‘El País’: Desmatamento no Brasil aumenta pela 1a vez em uma década

Política do governo para vigiar enormes áreas de floresta é insuficiente

“O Brasil parecia ter tomado o rumo certo para reduzir o desmatamento da floresta amazônica. Dos 27.772 km desmatados em 2004, a cifra caiu até os 4.571 km em 2012 devido à ação do Governo contra as práticas ilegais. Em 2013, sem dúvida, o desmatamento aumentou até 5.891 quilômetros quadrados, segundo dados do Instituto do Homem e do Meio Ambiente da Amazônia (Imazon)”, o alerta foi feito nesta sexta-feira (14/11), em artigo do jornal El País.

A matéria de Marina Rossi diz ainda que “entre agosto e setembro deste ano, foram desmatados 838 quilômetros quadrados, um aumento de 191% em relação ao mesmo período de 2013. Para Beto Veríssimo, investigador da Imazon, os números chamam a atenção porque pode ser que antecipem os resultados do período 2013-2014, que ainda não foram publicados. “Minha percepção é que os dois últimos anos vão apresentar uma mudança [de tendência]”, afirma, referindo-se às taxas de desmatamento, que vinham caindo na última década”.

A matéria prossegue: “Informes internacionais recentes apontam a um esgotamento da política de luta contra o desmatamento no Brasil. A revista da Academia Nacional de Ciências dos Estados Unidos publicou no mês passado um estudo que recomenda câmbios na maneira de enfrentar o problema. Segundo a publicação, as grandes propriedades, ainda que sejam as que mais desmatam, conseguiram controlar mais essa prática do que as pequenas. Isso ocorre porque a política do governo se baseia no controle via satélites, a inspeção e as medidas punitivas, e é mais fácil aceder e controlar as grandes propriedades.

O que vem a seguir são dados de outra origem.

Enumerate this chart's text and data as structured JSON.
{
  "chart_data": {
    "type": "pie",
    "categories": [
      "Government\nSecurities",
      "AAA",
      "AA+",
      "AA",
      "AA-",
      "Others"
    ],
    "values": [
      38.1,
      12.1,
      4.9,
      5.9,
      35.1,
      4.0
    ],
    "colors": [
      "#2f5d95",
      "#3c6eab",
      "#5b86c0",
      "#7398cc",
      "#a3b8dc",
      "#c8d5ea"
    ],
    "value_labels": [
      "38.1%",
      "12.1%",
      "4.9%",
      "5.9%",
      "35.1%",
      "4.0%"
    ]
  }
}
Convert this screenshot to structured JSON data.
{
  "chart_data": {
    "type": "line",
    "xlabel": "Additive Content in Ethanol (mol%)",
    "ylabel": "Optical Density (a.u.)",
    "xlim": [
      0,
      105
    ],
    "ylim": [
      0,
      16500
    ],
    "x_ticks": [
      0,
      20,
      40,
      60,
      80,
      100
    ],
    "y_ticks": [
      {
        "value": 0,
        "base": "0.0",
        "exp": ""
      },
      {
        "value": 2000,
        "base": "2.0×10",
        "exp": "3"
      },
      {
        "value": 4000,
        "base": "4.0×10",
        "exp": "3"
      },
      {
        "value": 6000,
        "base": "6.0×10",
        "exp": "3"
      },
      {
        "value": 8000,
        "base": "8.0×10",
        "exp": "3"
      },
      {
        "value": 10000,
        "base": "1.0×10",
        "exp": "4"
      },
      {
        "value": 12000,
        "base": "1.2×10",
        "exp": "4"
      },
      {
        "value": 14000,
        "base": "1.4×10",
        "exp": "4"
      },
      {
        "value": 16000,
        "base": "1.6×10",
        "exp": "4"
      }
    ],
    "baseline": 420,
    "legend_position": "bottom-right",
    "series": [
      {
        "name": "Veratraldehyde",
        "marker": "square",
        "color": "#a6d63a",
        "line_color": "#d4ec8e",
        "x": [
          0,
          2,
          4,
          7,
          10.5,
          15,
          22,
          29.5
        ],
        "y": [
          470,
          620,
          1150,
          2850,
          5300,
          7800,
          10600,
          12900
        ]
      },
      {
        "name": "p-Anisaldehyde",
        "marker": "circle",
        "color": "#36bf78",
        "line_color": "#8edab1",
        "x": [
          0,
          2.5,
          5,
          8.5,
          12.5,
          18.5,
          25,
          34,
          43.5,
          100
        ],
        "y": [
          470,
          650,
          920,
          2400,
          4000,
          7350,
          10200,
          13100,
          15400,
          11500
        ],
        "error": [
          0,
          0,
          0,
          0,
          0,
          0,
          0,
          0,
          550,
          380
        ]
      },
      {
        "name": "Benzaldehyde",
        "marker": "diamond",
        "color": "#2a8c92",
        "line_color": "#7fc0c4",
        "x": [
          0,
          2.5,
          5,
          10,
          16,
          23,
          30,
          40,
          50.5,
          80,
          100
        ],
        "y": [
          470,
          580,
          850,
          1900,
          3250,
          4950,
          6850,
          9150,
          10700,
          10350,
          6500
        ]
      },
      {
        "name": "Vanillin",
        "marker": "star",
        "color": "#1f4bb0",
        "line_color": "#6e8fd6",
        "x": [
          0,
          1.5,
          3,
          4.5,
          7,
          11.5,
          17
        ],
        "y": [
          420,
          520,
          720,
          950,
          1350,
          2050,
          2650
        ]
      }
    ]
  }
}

Veríssimo explica que há um “coquetel de fatores” que explica o aumento do desmatamento, que inclui a especulação com zonas florestais públicas e a expansão da área agrícola, mas o principal problema é a ação dos grileiros — indivíduos que tentam usurpar terras por meio de documentos falsos —. Segundo o investigador, a grande extensão de território que compreende a chamada Amazônia Legal — uma demarcação administrativa que compreende nove Estados e representa 60% do território brasileiro — dificulta a vigilância contra a invasão e usurpação de terrenos. “O Governo vai ter que ouvir os especialistas e endurecer as medidas de controle”, assinala o especialista, para o jornal El País.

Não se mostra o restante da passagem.